Costumava pensar que crescer era isso, mas não, eu fui apenas um adulto tolo, que, por vergonha, ou algo estúpido que não consigo nem ao menos nomear, preferi afogar a saudade e nostalgia do que ir até ti e saber como tu estava. Você sempre se preocupou comigo, mas quando foi a minha vez, não me preocupei em fazer o mesmo. Na realidade eu não me preocupava em demonstrar esse sentimento, o escondendo dentro de indiferença. Lamento muito por isso, amigo, lamento por minhas decisões estúpidas, que estão me matando nesse momento. A nostalgia é agoniante. As memórias estão aqui. Se lembra do gorro que me emprestou ainda no ensino fundamental, antes de Natasha partir? Pois bem, ele ainda está aqui, e será um tesouro, uma memória sempre preservada.
Serei uma testemunha de sua vida, pois você era, para muitos, uma pessoa de ouro, embora não acreditasse nisso. Não sei quais caminhos divergentes cruzamos e quando voltamos a ser meros estranhos, mas saiba que, ainda hoje, mesmo com a distância, você está em meu coração, e sempre esteve, embora o orgulho ocultasse isso.
Então me perdoe pelas palavras, me perdoe pelos gestos e me perdoe por tudo que lhe afligiu.
Sempre senti inveja de ti pela forma com a qual enfrentava a vida. Não sei se superava as lamentações ou fingia muito bem, mas aquilo não parecia lhe atingir como a mim. Tenho uma grande parcela de culpa nisso, mas enquanto tu fazias amigos e parecia cada vez mais feliz, eu me encontrava sozinho, desaparecendo em um quarto escuro e em uma mente vazia. Até hoje me pergunto se, ao menos uma vez, tu se sentiu assim, como eu, ou até mesmo tenha encontrado uma fórmula mágica que lhe fizesse conviver com aquilo por mais doloroso que pudesse ser, e assim fosse possível viver uma vida de verdade, ao invés de apenas existir. (Essa sentença foi Natasha que me disse em uma carta, falando que "devo viver ao invés de apenas existir.")
Ouvi dizer que tu estava noivo e vivia feliz, então quem sabe um dia eu não lhe encontro para escutar tuas grandes histórias?

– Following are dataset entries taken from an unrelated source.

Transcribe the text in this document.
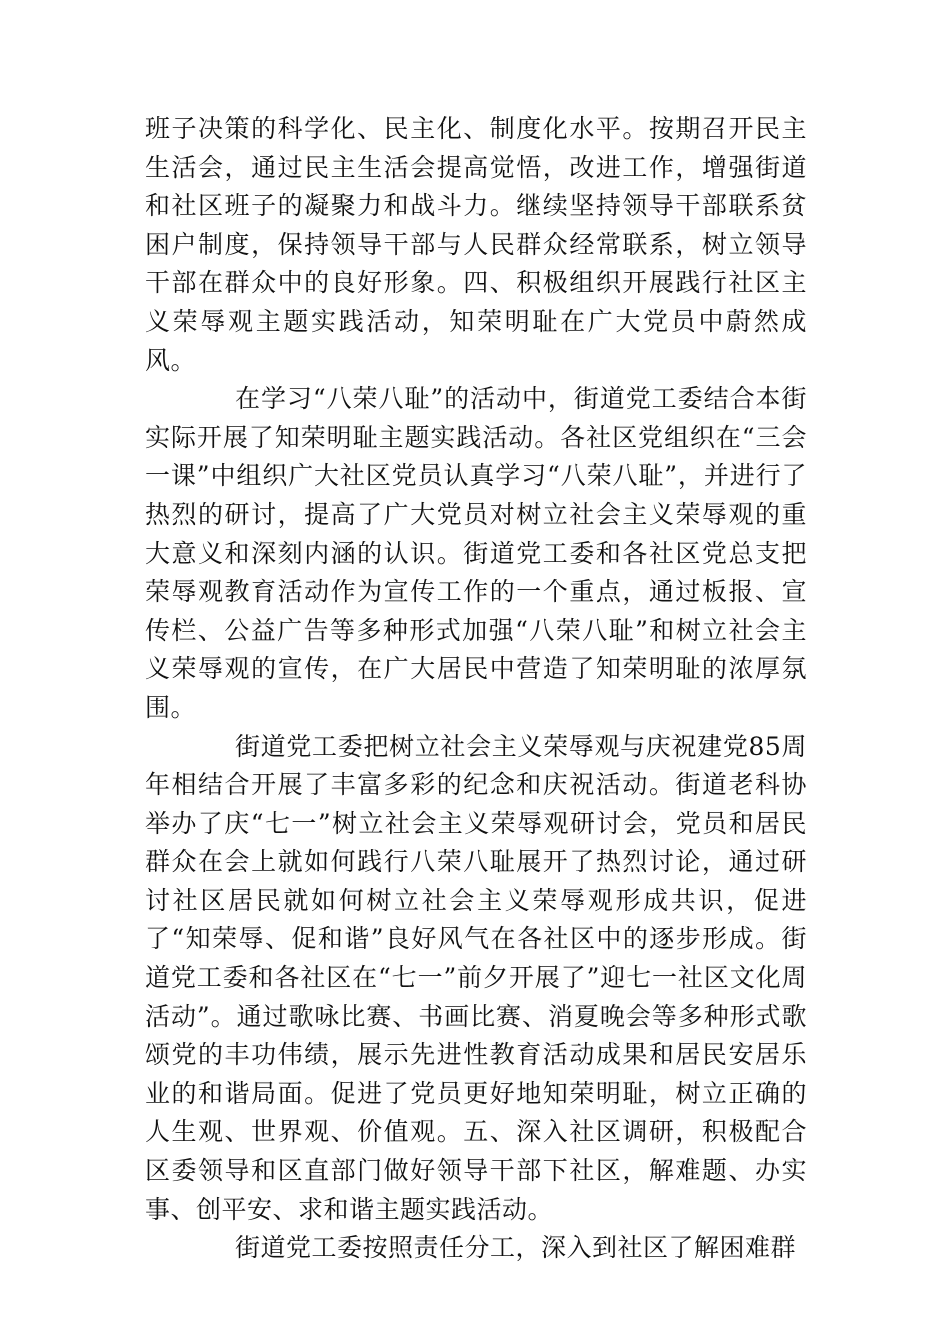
班子决策的科学化、民主化、制度化水平。按期召开民主生活会，通过民主生活会提高觉悟，改进工作，增强街道和社区班子的凝聚力和战斗力。继续坚持领导干部联系贫困户制度，保持领导干部与人民群众经常联系，树立领导干部在群众中的良好形象。四、积极组织开展践行社区主义荣辱观主题实践活动，知荣明耻在广大党员中蔚然成风。

在学习“八荣八耻”的活动中，街道党工委结合本街实际开展了知荣明耻主题实践活动。各社区党组织在“三会一课”中组织广大社区党员认真学习“八荣八耻”，并进行了热烈的研讨，提高了广大党员对树立社会主义荣辱观的重大意义和深刻内涵的认识。街道党工委和各社区党总支把荣辱观教育活动作为宣传工作的一个重点，通过板报、宣传栏、公益广告等多种形式加强“八荣八耻”和树立社会主义荣辱观的宣传，在广大居民中营造了知荣明耻的浓厚氛围。

街道党工委把树立社会主义荣辱观与庆祝建党85周年相结合开展了丰富多彩的纪念和庆祝活动。街道老科协举办了庆“七一”树立社会主义荣辱观研讨会，党员和居民群众在会上就如何践行八荣八耻展开了热烈讨论，通过研讨社区居民就如何树立社会主义荣辱观形成共识，促进了“知荣辱、促和谐”良好风气在各社区中的逐步形成。街道党工委和各社区在“七一”前夕开展了”迎七一社区文化周活动”。通过歌咏比赛、书画比赛、消夏晚会等多种形式歌颂党的丰功伟绩，展示先进性教育活动成果和居民安居乐业的和谐局面。促进了党员更好地知荣明耻，树立正确的人生观、世界观、价值观。五、深入社区调研，积极配合区委领导和区直部门做好领导干部下社区，解难题、办实事、创平安、求和谐主题实践活动。

街道党工委按照责任分工，深入到社区了解困难群
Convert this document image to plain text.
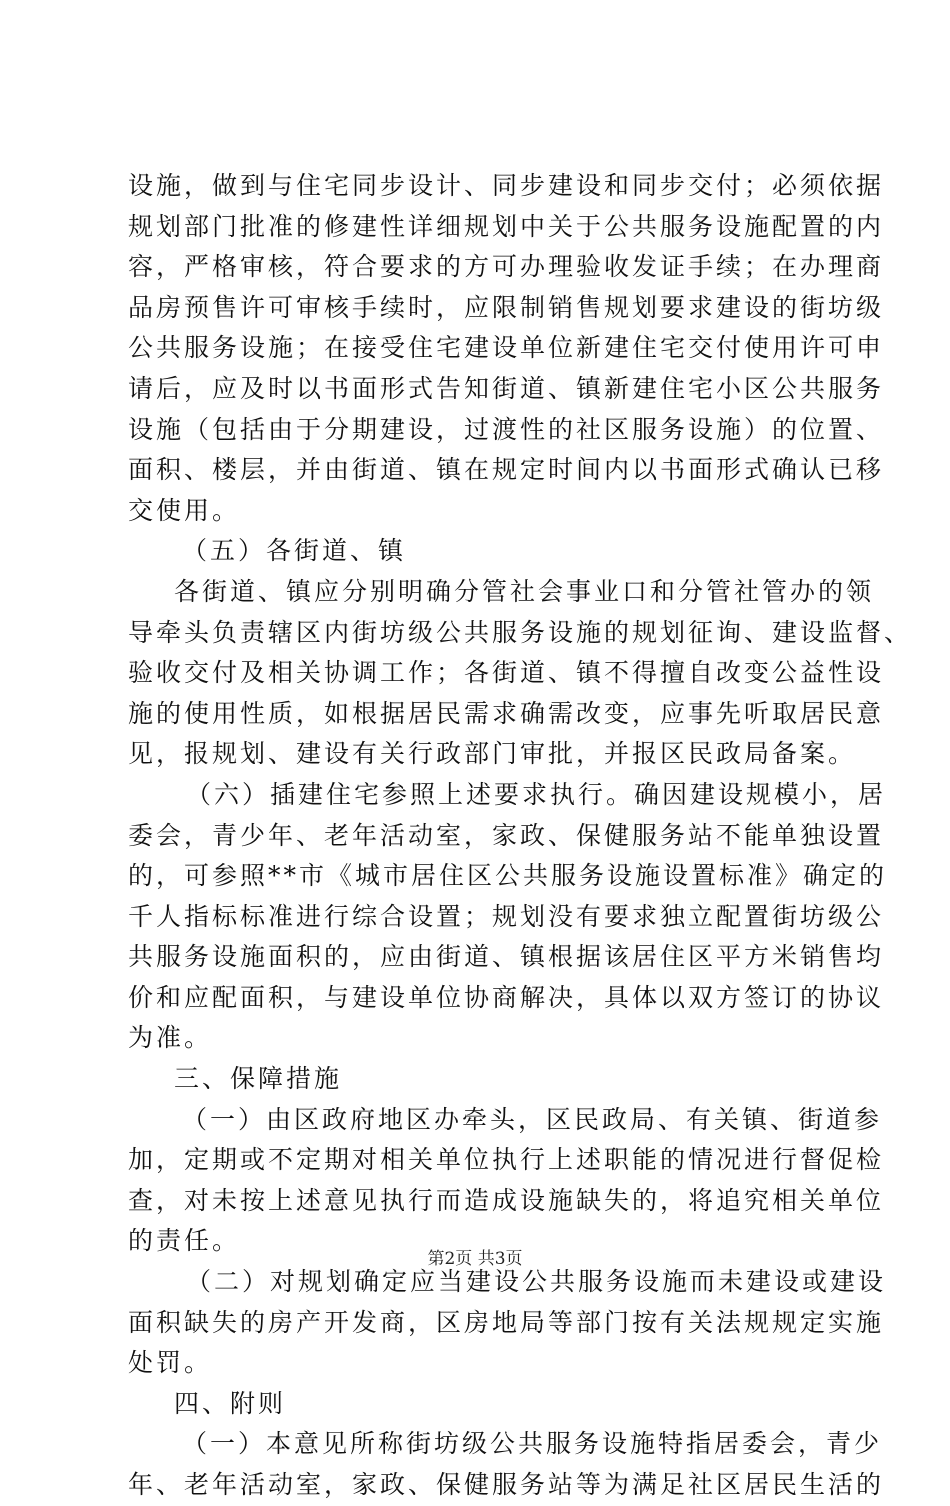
设施，做到与住宅同步设计、同步建设和同步交付；必须依据
规划部门批准的修建性详细规划中关于公共服务设施配置的内
容，严格审核，符合要求的方可办理验收发证手续；在办理商
品房预售许可审核手续时，应限制销售规划要求建设的街坊级
公共服务设施；在接受住宅建设单位新建住宅交付使用许可申
请后，应及时以书面形式告知街道、镇新建住宅小区公共服务
设施（包括由于分期建设，过渡性的社区服务设施）的位置、
面积、楼层，并由街道、镇在规定时间内以书面形式确认已移
交使用。
（五）各街道、镇
各街道、镇应分别明确分管社会事业口和分管社管办的领
导牵头负责辖区内街坊级公共服务设施的规划征询、建设监督、
验收交付及相关协调工作；各街道、镇不得擅自改变公益性设
施的使用性质，如根据居民需求确需改变，应事先听取居民意
见，报规划、建设有关行政部门审批，并报区民政局备案。
（六）插建住宅参照上述要求执行。确因建设规模小，居
委会，青少年、老年活动室，家政、保健服务站不能单独设置
的，可参照**市《城市居住区公共服务设施设置标准》确定的
千人指标标准进行综合设置；规划没有要求独立配置街坊级公
共服务设施面积的，应由街道、镇根据该居住区平方米销售均
价和应配面积，与建设单位协商解决，具体以双方签订的协议
为准。
三、保障措施
（一）由区政府地区办牵头，区民政局、有关镇、街道参
加，定期或不定期对相关单位执行上述职能的情况进行督促检
查，对未按上述意见执行而造成设施缺失的，将追究相关单位
的责任。
（二）对规划确定应当建设公共服务设施而未建设或建设
面积缺失的房产开发商，区房地局等部门按有关法规规定实施
处罚。
四、附则
（一）本意见所称街坊级公共服务设施特指居委会，青少
年、老年活动室，家政、保健服务站等为满足社区居民生活的
第2页 共3页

Tenho como certo de que tua esposa também sempre se lembrará de ti, pois tu tinha esse poder de cativar todos que lhe rodeavam. Ela lhe amava tanto, meu amigo, que me escreveu sobre tua póstuma situação; tua complicação fatal.

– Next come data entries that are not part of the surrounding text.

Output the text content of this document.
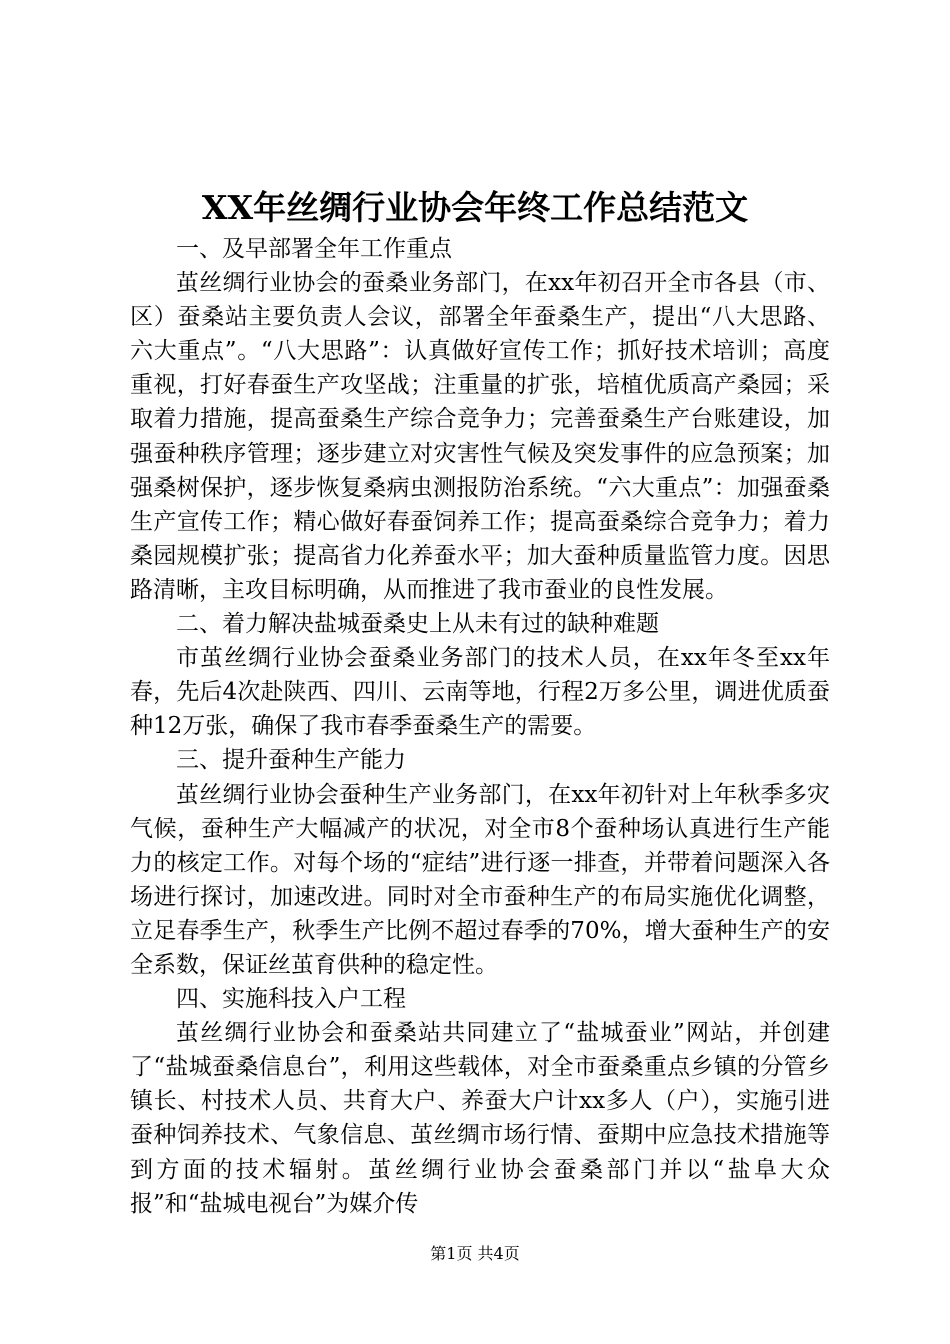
XX年丝绸行业协会年终工作总结范文

一、及早部署全年工作重点

茧丝绸行业协会的蚕桑业务部门，在xx年初召开全市各县（市、区）蚕桑站主要负责人会议，部署全年蚕桑生产，提出“八大思路、六大重点”。“八大思路”：认真做好宣传工作；抓好技术培训；高度重视，打好春蚕生产攻坚战；注重量的扩张，培植优质高产桑园；采取着力措施，提高蚕桑生产综合竞争力；完善蚕桑生产台账建设，加强蚕种秩序管理；逐步建立对灾害性气候及突发事件的应急预案；加强桑树保护，逐步恢复桑病虫测报防治系统。“六大重点”：加强蚕桑生产宣传工作；精心做好春蚕饲养工作；提高蚕桑综合竞争力；着力桑园规模扩张；提高省力化养蚕水平；加大蚕种质量监管力度。因思路清晰，主攻目标明确，从而推进了我市蚕业的良性发展。

二、着力解决盐城蚕桑史上从未有过的缺种难题

市茧丝绸行业协会蚕桑业务部门的技术人员，在xx年冬至xx年春，先后4次赴陕西、四川、云南等地，行程2万多公里，调进优质蚕种12万张，确保了我市春季蚕桑生产的需要。

三、提升蚕种生产能力

茧丝绸行业协会蚕种生产业务部门，在xx年初针对上年秋季多灾气候，蚕种生产大幅减产的状况，对全市8个蚕种场认真进行生产能力的核定工作。对每个场的“症结”进行逐一排查，并带着问题深入各场进行探讨，加速改进。同时对全市蚕种生产的布局实施优化调整，立足春季生产，秋季生产比例不超过春季的70%，增大蚕种生产的安全系数，保证丝茧育供种的稳定性。

四、实施科技入户工程

茧丝绸行业协会和蚕桑站共同建立了“盐城蚕业”网站，并创建了“盐城蚕桑信息台”，利用这些载体，对全市蚕桑重点乡镇的分管乡镇长、村技术人员、共育大户、养蚕大户计xx多人（户），实施引进蚕种饲养技术、气象信息、茧丝绸市场行情、蚕期中应急技术措施等到方面的技术辐射。茧丝绸行业协会蚕桑部门并以“盐阜大众报”和“盐城电视台”为媒介传

第1页 共4页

Quem sabe no dia de nosso reencontro eu também tenha algumas histórias para ti. Talvez eu tenha, pois agora, mesmo com as complicações e tristezas, tenho como certo que continuarei vivendo.
Não lhe prometo que terei boas histórias ou que serei feliz, mas lhe prometo que essa é a minha vida e estou fazendo o melhor que posso.

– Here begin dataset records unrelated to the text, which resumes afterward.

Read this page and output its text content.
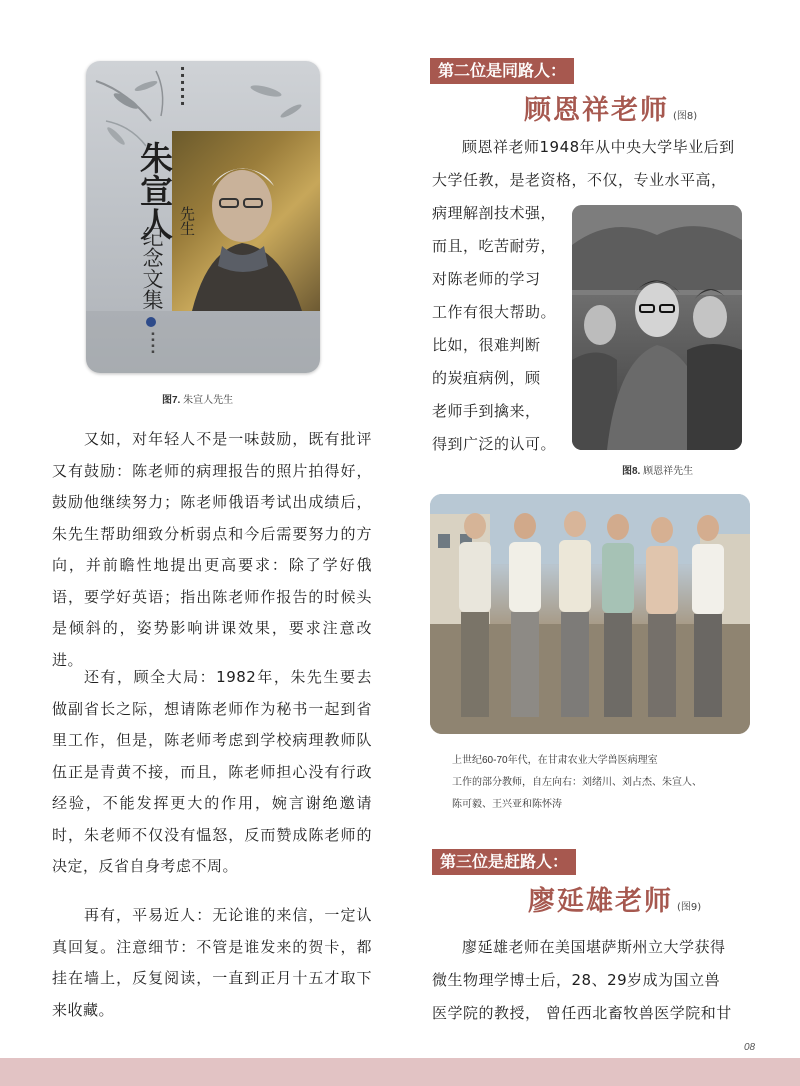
▪▪▪▪▪▪
朱宣人 先生
纪念文集
▪▪▪▪
图7. 朱宣人先生

又如，对年轻人不是一味鼓励，既有批评又有鼓励：陈老师的病理报告的照片拍得好，鼓励他继续努力；陈老师俄语考试出成绩后，朱先生帮助细致分析弱点和今后需要努力的方向，并前瞻性地提出更高要求：除了学好俄语，要学好英语；指出陈老师作报告的时候头是倾斜的，姿势影响讲课效果，要求注意改进。

还有，顾全大局：1982年，朱先生要去做副省长之际，想请陈老师作为秘书一起到省里工作，但是，陈老师考虑到学校病理教师队伍正是青黄不接，而且，陈老师担心没有行政经验，不能发挥更大的作用，婉言谢绝邀请时，朱老师不仅没有愠怒，反而赞成陈老师的决定，反省自身考虑不周。

再有，平易近人：无论谁的来信，一定认真回复。注意细节：不管是谁发来的贺卡，都挂在墙上，反复阅读，一直到正月十五才取下来收藏。

第二位是同路人：
顾恩祥老师 (图8)
顾恩祥老师1948年从中央大学毕业后到
大学任教，是老资格，不仅，专业水平高，
病理解剖技术强，
而且，吃苦耐劳，
对陈老师的学习
工作有很大帮助。
比如，很难判断
的炭疽病例，顾
老师手到擒来，
得到广泛的认可。
图8. 顾恩祥先生
上世纪60-70年代，在甘肃农业大学兽医病理室
工作的部分教师，自左向右：刘绪川、刘占杰、朱宣人、
陈可毅、王兴亚和陈怀涛
第三位是赶路人：
廖延雄老师 (图9)
廖延雄老师在美国堪萨斯州立大学获得
微生物理学博士后，28、29岁成为国立兽
医学院的教授， 曾任西北畜牧兽医学院和甘
08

Agora descanse, meu irmão, e até logo. Feche teus olhos e usufrua do teu descanso. Nos lembraremos de ti eternamente, cantando um réquiem que chegará até os céus.


Com amor,
Alego.


*Após escrever essa carta, Alego tirou uma cópia dela. A original enviou para o endereço do selo da carta que recebeu, gastando boa parte de suas economias, e a segunda, enterrou no jardim da antiga casa de Jonathan. Ele nunca mostrou ou falou sobre isso para Natasha. Durante os três dias que passaram desde a chegada da carta de Lizavieta até o enterro da cópia, Alego não falou com ninguém. Ele não falou com sua família, não falou com seus colegas de trabalho e nem com as pessoas das lojas. Ele apenas entrava nos lugares, fazia o que tinha que fazer e saía. Quando não estava na fábrica ou no caminho para ela, estava trancado em seu quarto. Nesse período sua alimentação se limitou a apenas uma refeição por dia.
Aos poucos ele foi voltando a se comunicar, mas no todo, seu luto durou exatos cinco dias. No quinto, Alego ficou enfermo e foi ao médico, faltando ao serviço."